Società

La libertà e la logica amico/nemico

Da quando scrivo su questo mio blog ho ricevuto molto spesso osservazioni del tipo: “Eh, ma si vede che sei un vetero-comunista”. Oppure: “Da te, che sei di sinistra, non me l’aspettavo quest’osservazione da rappresentante della destra”. Ecco, non dicono, se non pochi, “sono d’accordo” o “non sono d’accordo”. La maggioranza vuole intrupparti. Schematizzarti. A sinistra. O a destra.

A favore della Chiesa. Contro i preti. Per l’eutanasia.

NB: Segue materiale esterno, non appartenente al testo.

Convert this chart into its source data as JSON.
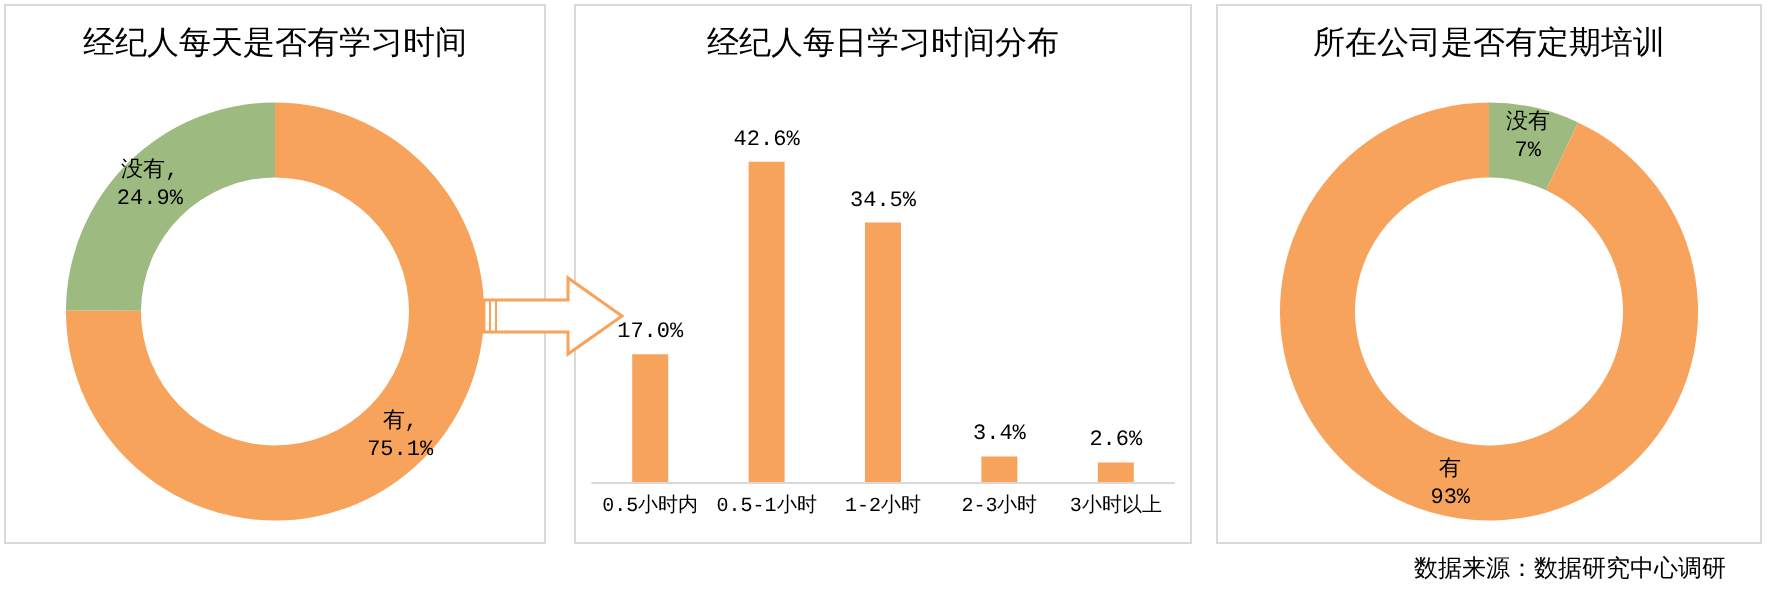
{
  "chart_data": [
    {
      "type": "donut",
      "title": "经纪人每天是否有学习时间",
      "categories": [
        "有",
        "没有"
      ],
      "values": [
        75.1,
        24.9
      ],
      "value_labels": [
        ",\n75.1%",
        ",\n24.9%"
      ],
      "colors": [
        "#f7a35c",
        "#9dbb81"
      ]
    },
    {
      "type": "bar",
      "title": "经纪人每日学习时间分布",
      "categories": [
        "0.5小时内",
        "0.5-1小时",
        "1-2小时",
        "2-3小时",
        "3小时以上"
      ],
      "values": [
        17.0,
        42.6,
        34.5,
        3.4,
        2.6
      ],
      "value_labels": [
        "17.0%",
        "42.6%",
        "34.5%",
        "3.4%",
        "2.6%"
      ],
      "color": "#f7a35c"
    },
    {
      "type": "donut",
      "title": "所在公司是否有定期培训",
      "categories": [
        "没有",
        "有"
      ],
      "values": [
        7,
        93
      ],
      "value_labels": [
        "7%",
        "93%"
      ],
      "colors": [
        "#9dbb81",
        "#f7a35c"
      ],
      "annotations": [
        "数据来源：数据研究中心调研"
      ]
    }
  ]
}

Contro il suicidio. Credo che questo non sia altro che uno degli effetti dell’ideologia berlusconiana che ha contaminato tutti.

Non si discute più, e quindi non ci si divide più, sull’argomento proposto. Si tende a ridurre tutto alla logica amico/nemico. In tutti i campi. Una guerra civile fra ideologie. E, come in una guerra civile, non sono permesse posizioni mediane, razionali. Perché in una guerra c’è il bianco o il nero. Non c’è il grigio, non lo sfumato, non il “ma”, né il “però”. Guardate a quello che succede a un giornalista come Piero Sansonetti. E’ di sinistra, di una sinistra antica che non sbraita. Ogni volta che apre bocca lo accusano, i signori alla Travaglio (lo ricordo sempre, ex missino) o alla Santoro, di essere un agente berlusconiano infiltrato a sinistra. Io non sono d’accordo col 90 per cento di quello che scrive o dice Sansonetti. Ma certo non lo metto al muro con l’accusa di essere POCO antiberlusconiano.

Anche la sinistra è cambiata a causa del berlusconismo. E’ diventata terra di conquista di giustizialisti senza né arte né parte, di corifei dei magistrati e della loro infallibilità (ma la sinistra non era quella che pretendeva nel ’68 a una giustizia diversa? Com’è che si è ridotta a contrastare ogni riforma della giustizia che non sia ad personam? Com’è che non dice mai che i giudici sono una delle caste più ramificate e solide di questo Paese?). E si è ridotta, la sinistra, a ricoprire la parte di quella suore moralista, un po’ acidella, insoddisfatta della vita e bacchettona che ogni due per tre ti dice: “Hai fatto sesso? Un’orgia? Ahi ahi”.

Mi accodo a quello che dice il poeta e scrittore premio Nobel 2010 Mario Vargas Llosa in un’intervista nell’ultimo numero de il Venerdì. Io sono libero, non eviterò mai di scrivere o sostenere qualcosa solo perché ho paura di quello che gli altri possano pensare sul mio conto.